Friday, November 24, 2006

How to setup your starter box?

buggy on starterbox image
How to setup your starter box? How? Ok, first GET YOUR OWN STARTER BOX!!! If u still using the pullstart thing.. well this post is not for you. hahahha. seriously. whats the point? well, actually u still can use starterbox.. as long as the flywheel access is there.

Ok, to cut thing short, here are a few tips and a must to get your ride start at the 1st push.

1. mark where your engine flywheel is in relation to the flywheel hole in the chassis.

2. Remove your engine, clutch, and exhaust from your vehicle so you have a clear view of the flywheel hole in your chassis. Leave the rest. the arms , shocks and turnbuckles.

3. Place your rolling chassis less the engine onto your starter box and line up the markings from step one around the flywheel hole with the rubber starter donut.

4. All starter boxes come with some sort of adjustable guide pegs that allow you to key your chassis onto the starter box. Now that your flywheel is lined up perfectly with the starter donut, you can mark where these guide pegs will mount onto the top of your starter box. The most common place is between the chassis and suspension arms on all four corners of the car, with two at the front and two at the rear.

5. Once you have the guide pegs in place, double check that the chassis fits slop-free into the guides and that the markings on the flywheel hole match with the rubber donut within the starter box. If there are slight differences in the alignment, now is the time to fix them. Move the guide pegs along the universal mounts, or slot the holes you drilled to provide the perfect alignment. Now install your engine, clutch, and exhaust system onto your chassis again.

6. Alignment is the key to a speedy working starter box, but there is more to starter perfection than just the fit of the chassis. If the switch that starts the electric starter motor is engaged too early or too late, there is still more setup to be done. If your starter motor switch connects too early, the mass of the vehicle simply sitting on the box may trigger the motor and cause the starter box to run continuously. If the switch connects too late, the compression of the engine may be too high for the electric starter motor to overcome from a static position. The ideal time for the switch to make contact and rotate the starter motor is after downward pressure has been placed on the vehicle on the starter box but just before the flywheel actually comes in contact with the rubber donut. The starter box switch is fully adjustable and adjustments are usually made simply with a small screw accessible externally. Read through your starter instructions to learn more about switch adjustments, then give yours a quick look to be sure it is connecting at exactly the correct time.

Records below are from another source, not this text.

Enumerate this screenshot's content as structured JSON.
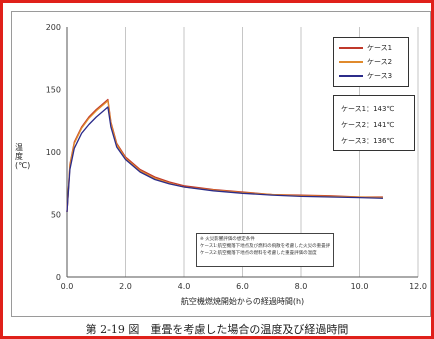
{
  "caption": "第 2-19 図　重畳を考慮した場合の温度及び経過時間",
  "chart_data": {
    "type": "line",
    "title": "",
    "xlabel": "航空機燃焼開始からの経過時間(h)",
    "ylabel": "温度(℃)",
    "xlim": [
      0,
      12
    ],
    "ylim": [
      0,
      200
    ],
    "xticks": [
      "0.0",
      "2.0",
      "4.0",
      "6.0",
      "8.0",
      "10.0",
      "12.0"
    ],
    "yticks": [
      "0",
      "50",
      "100",
      "150",
      "200"
    ],
    "grid": "vertical",
    "legend_position": "top-right",
    "series": [
      {
        "name": "ケース1",
        "color": "#c0392b",
        "x": [
          0,
          0.1,
          0.25,
          0.5,
          0.75,
          1.0,
          1.25,
          1.4,
          1.5,
          1.7,
          2.0,
          2.5,
          3.0,
          3.5,
          4.0,
          5.0,
          6.0,
          7.0,
          8.0,
          9.0,
          10.0,
          10.8
        ],
        "y": [
          52,
          90,
          108,
          120,
          128,
          134,
          139,
          142,
          124,
          107,
          96,
          86,
          80,
          76,
          73,
          70,
          68,
          66,
          65.5,
          65,
          64,
          64
        ]
      },
      {
        "name": "ケース2",
        "color": "#e08a2c",
        "x": [
          0,
          0.1,
          0.25,
          0.5,
          0.75,
          1.0,
          1.25,
          1.4,
          1.5,
          1.7,
          2.0,
          2.5,
          3.0,
          3.5,
          4.0,
          5.0,
          6.0,
          7.0,
          8.0,
          9.0,
          10.0,
          10.8
        ],
        "y": [
          52,
          89,
          107,
          119,
          127,
          133,
          138,
          141,
          123,
          106,
          95,
          85,
          79,
          75,
          72,
          69.5,
          67.5,
          66,
          65,
          64.5,
          64,
          63.5
        ]
      },
      {
        "name": "ケース3",
        "color": "#2c2c8a",
        "x": [
          0,
          0.1,
          0.25,
          0.5,
          0.75,
          1.0,
          1.25,
          1.4,
          1.5,
          1.7,
          2.0,
          2.5,
          3.0,
          3.5,
          4.0,
          5.0,
          6.0,
          7.0,
          8.0,
          9.0,
          10.0,
          10.8
        ],
        "y": [
          52,
          86,
          103,
          115,
          122,
          128,
          133,
          136,
          120,
          104,
          94,
          84,
          78,
          74.5,
          72,
          69,
          67,
          65.5,
          64.5,
          64,
          63.5,
          63
        ]
      }
    ],
    "max_temperatures": [
      "ケース1：143℃",
      "ケース2：141℃",
      "ケース3：136℃"
    ],
    "notes": [
      "※ 火災影響評価の想定条件",
      "ケース1:航空機落下地点及び燃料の飛散を考慮した火災の重畳評価",
      "ケース2:航空機落下地点の燃料を考慮した重畳評価の温度"
    ]
  }
}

7. Now it's time to test the setup. With your starter box turned on, drop your vehicle into place and press down on it. If the previous steps were followed properly, the flywheel should be aligned perfectly with the rubber starter donut, the motor should switch on just before the engine flywheel makes contact with the rubber donut, and the engine should turn over immediately without having to move the chassis or tweak the pressure downward in any way.

Before we wrap up there is one final issue that needs attention, and that has to do with the direction of starter donut rotation. When you are looking at your engine from the front, and the first thing you see is the clutch assembly with the carburetor directly behind it, the direction of flywheel rotation is counter clockwise. Make sure to double check that your starter box is rotating your engine in the correct direction before you try to start it; nitro mills can start backwards ,and this usually doesn't give you the holeshot once the race start tone sounds.
motor turn clockwise, flywheel turn anti CW image.